Come riporta Eidelson, “Lo scorso autunno, centinaia di atleti universitari di Divisione I in cinque scuole – inclusi tutti i membri della squadra di basket dell’UCLA e la maggior parte della squadra di football – hanno firmato un NCPA petizione alla NCAA che chiede una serie di riforme: utilizzare le nuove entrate televisive per migliorare i compensi e creare una “cassetta di sicurezza educativa” che premierebbe i giocatori che si diplomano; concessione di borse di studio pluriennali; e stabilendo che gli infortuni atletici non dovrebbero porre fine alle borse di studio degli atleti o costringerli a pagare le proprie cure mediche”.
La presenza della NCPA è fondamentale perché conferisce immediata credibilità alla discussione e impedisce alla NCAA e ai suoi tirapiedi di farlo liquidando persone come Branch come eccentrici e “agitatori esterni”.
Ma gli sforzi dell’NCPA e la lotta per l’equità di base per gli atleti universitari aumenterebbero notevolmente vedendo solo un paio di giocatori, sotto i riflettori accesi di marzo, disposti a rischiare l’ira di coloro che sono schiavi della “Follia”. Il prossimo momento Smith/Carlos è lì per qualsiasi "atleta per la giustizia" disposto a coglierlo.
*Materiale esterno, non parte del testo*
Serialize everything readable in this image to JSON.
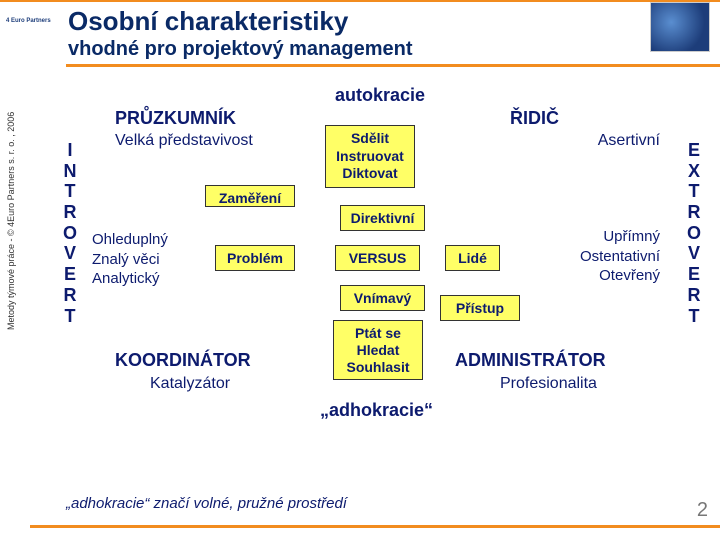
{
  "header": {
    "title": "Osobní charakteristiky",
    "subtitle": "vhodné pro projektový management",
    "accent_color": "#f28c1f",
    "title_color": "#0a2a66"
  },
  "copyright": "Metody týmové práce - © 4Euro Partners s. r. o. , 2006",
  "small_logo": "4 Euro Partners",
  "diagram": {
    "top_label": "autokracie",
    "quadrants": {
      "top_left": {
        "title": "PRŮZKUMNÍK",
        "subtitle": "Velká představivost"
      },
      "top_right": {
        "title": "ŘIDIČ",
        "subtitle": "Asertivní"
      },
      "bottom_left": {
        "title": "KOORDINÁTOR",
        "subtitle": "Katalyzátor"
      },
      "bottom_right": {
        "title": "ADMINISTRÁTOR",
        "subtitle": "Profesionalita"
      }
    },
    "boxes": {
      "sdelit": "Sdělit\nInstruovat\nDiktovat",
      "zamereni": "Zaměření",
      "direktivni": "Direktivní",
      "problem": "Problém",
      "versus": "VERSUS",
      "lide": "Lidé",
      "vnimavy": "Vnímavý",
      "pristup": "Přístup",
      "ptat": "Ptát se\nHledat\nSouhlasit",
      "box_bg": "#ffff66",
      "box_text_color": "#0d1b6e"
    },
    "left_vertical_letters": [
      "I",
      "N",
      "T",
      "R",
      "O",
      "V",
      "E",
      "R",
      "T"
    ],
    "right_vertical_letters": [
      "E",
      "X",
      "T",
      "R",
      "O",
      "V",
      "E",
      "R",
      "T"
    ],
    "traits": {
      "top_left": "Ohleduplný\nZnalý věci\nAnalytický",
      "top_right": "Upřímný\nOstentativní\nOtevřený"
    },
    "bottom_label": "„adhokracie“",
    "text_color": "#0d1b6e"
  },
  "footer": {
    "note": "„adhokracie“ značí volné, pružné prostředí",
    "page_number": "2"
  }
}
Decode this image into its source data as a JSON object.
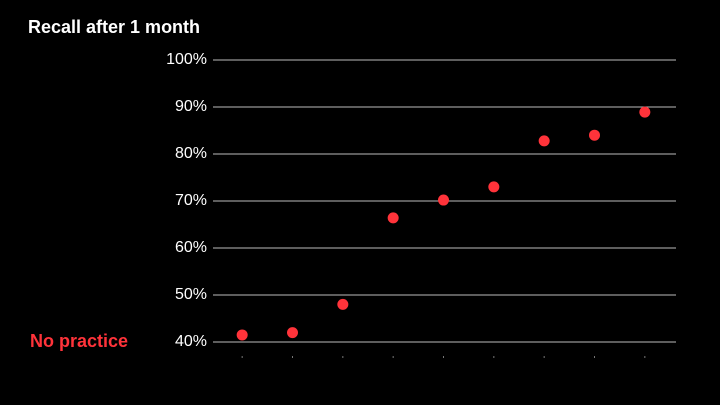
{
  "chart_data": {
    "type": "dot",
    "title": "Recall after 1 month",
    "annotation": "No practice",
    "categories": [
      null,
      null,
      null,
      null,
      null,
      null,
      null,
      null,
      null
    ],
    "values": [
      41.5,
      42,
      48,
      66.4,
      70.2,
      73,
      82.8,
      84,
      88.9
    ],
    "color": "#ff333a",
    "ylim": [
      40,
      100
    ],
    "yticks": [
      {
        "value": 40,
        "label": "40%"
      },
      {
        "value": 50,
        "label": "50%"
      },
      {
        "value": 60,
        "label": "60%"
      },
      {
        "value": 70,
        "label": "70%"
      },
      {
        "value": 80,
        "label": "80%"
      },
      {
        "value": 90,
        "label": "90%"
      },
      {
        "value": 100,
        "label": "100%"
      }
    ],
    "grid": true
  }
}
Ciò richiederebbe loro di recarsi a metà campo prima delle Final Four, strappando i marchi e i loghi assortiti attaccati ai loro corpi e affermando senza mezzi termini che, a meno che non ottengano una fetta della torta, usciranno dal campo. I tifosi si sarebbero arrabbiati. Gli annunciatori sogghignarebbero. Gli allenatori si arrabbierebbero. Ma la storia sarebbe gentile e nient'altro, come vedo, potrebbe finalmente mettere un paletto nel cuore del finto dilettantismo una volta per tutte. È un rischio che vale la pena correre, ma non credermi sulla parola. Come mi ha detto John Carlos: “Non ho rimpianti per quello che ho fatto nel 1968. Le persone che hanno rimpianti sono quelle che erano lì con noi e non hanno fatto nulla.